Timm and other campus security professionals also focus on educating
the campus community. Timm offers courses in several areas:
- Designing access control systems.
- Natural surveillance — campus architecture that provides
clear, unobstructed sightlines. Criminals don’t like environments
where they can be seen easily.
- Maintenance — experience shows that well maintained, well-kept
campuses suffer less crime.
- Border definition — Defined perimeters help discourage crime
by making it clear when you cross onto a particular property. On
a campus, a stone wall, iron fence or low-slung shrubbery can
define a perimeter.
Get the Word Out
Bill Kohlmeyer, public safety director at Chemeketa Community
College in Salem, OR, also focuses on educating his campus
community about security.
“The courses are designed for unarmed, untrained civilians,”
he says. “One course, for instance, talks about how might you
survive an active shooter. I hold classes as often as once a week for
anyone that wants to come. We recently began getting requests
from people and businesses in the community.”
Kohlmeyer recently changed out all of the door locks on campus.
The old locks required a key to lock and unlock the doors —
from the outside. “There was no way to lock the doors from the
inside,” Kohlmeyer says. “These are the kind of locks that many
schools still have.”
The new locks can be locked quickly from the inside.
“We’ve also modified double doors leading to the outside,” continues
Kohlmeyer. “Seung-Hui Cho chained the two-fold handles on double doors to keep the police out of the building while keeping
the victims in.
“We studied the way people use these kinds of doors and found
that people almost always go out of a building through the righthand
side. So we’ve taken the left-side fold-handle off. It doesn’t
affect exiting, but no one can chain the doors shut.”
Kohlmeyer also studied how people under life-or-death stress
react and imagined what he might do to help them survive. For
instance, he found the people under severe stress often couldn’t
remember their address when calling 911.
The Chemeketa campus spans 200 acres and 63 buildings.
Together those buildings enclose hundreds of individual rooms.
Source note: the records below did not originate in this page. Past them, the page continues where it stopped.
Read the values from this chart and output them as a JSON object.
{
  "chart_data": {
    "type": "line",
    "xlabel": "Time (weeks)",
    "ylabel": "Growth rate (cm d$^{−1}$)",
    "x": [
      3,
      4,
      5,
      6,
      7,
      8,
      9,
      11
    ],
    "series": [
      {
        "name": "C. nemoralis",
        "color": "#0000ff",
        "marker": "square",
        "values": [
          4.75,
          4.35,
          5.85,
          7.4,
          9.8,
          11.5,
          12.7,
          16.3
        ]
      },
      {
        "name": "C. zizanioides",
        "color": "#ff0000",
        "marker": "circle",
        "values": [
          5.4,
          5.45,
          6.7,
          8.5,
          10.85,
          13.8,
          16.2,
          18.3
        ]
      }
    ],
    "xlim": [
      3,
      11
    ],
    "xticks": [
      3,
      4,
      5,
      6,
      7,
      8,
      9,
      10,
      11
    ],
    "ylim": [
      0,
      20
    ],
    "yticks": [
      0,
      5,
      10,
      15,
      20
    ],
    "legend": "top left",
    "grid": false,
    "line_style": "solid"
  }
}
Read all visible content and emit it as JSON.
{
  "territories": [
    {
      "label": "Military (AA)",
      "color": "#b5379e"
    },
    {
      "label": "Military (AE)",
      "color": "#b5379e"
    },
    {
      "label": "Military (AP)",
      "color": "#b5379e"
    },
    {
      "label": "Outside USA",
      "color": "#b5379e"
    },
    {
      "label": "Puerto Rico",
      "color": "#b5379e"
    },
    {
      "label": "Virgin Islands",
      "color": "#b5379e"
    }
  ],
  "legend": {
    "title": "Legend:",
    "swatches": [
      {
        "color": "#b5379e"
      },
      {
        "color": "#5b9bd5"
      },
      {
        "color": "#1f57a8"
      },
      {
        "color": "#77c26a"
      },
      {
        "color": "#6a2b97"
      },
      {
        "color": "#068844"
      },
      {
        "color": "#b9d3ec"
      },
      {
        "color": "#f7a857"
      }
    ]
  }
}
“I started thinking about people hiding inside those rooms
during an attack,” Kohlmeyer says. “I wanted to make it easy
for them to call for help. So we installed signs inside every room
above the door. The signs have the building number and room
number. When students call for help from any room, all they have
to do is read the sign.”
Kohlmeyer also printed the building number and room number
of each room on outfacing windows to make it easier for first
responders to find their way around the buildings.
Emergency Notification
Kohlmeyer has installed two mass notification systems at Chemeketa:
an IP-based phone system with speakers on all of the phones
along with large speakers in common areas. “We can broadcast to a
room, a building, a group of buildings and the whole campus,” he says.
The second emergency notification system sends messages by
text, phone message, email and all of the above.
Is there an advantage to having two mass notification systems? “Yes,”
says Kohlmeyer. “Both systems warn people on campus. The emergency
messaging system can also warn people that are off campus to stay away.
“We also use the text messaging system to notify people of
weather delays and other emergencies — but we only use it for
emergencies.”
Finally, Kohlmeyer’s department employs uniformed, unarmed
security officers that monitor the campus 24 hours a day.
All in all, college campuses appear to be growing safer and more
secure. Thanks to the creativity and innovativeness of today’s college
and university security professionals, the additional security is
becoming available without sacrificing the easy, comfortable and fun
campus experience that everyone who remembers his or her college
days treasures and wants for today’s students.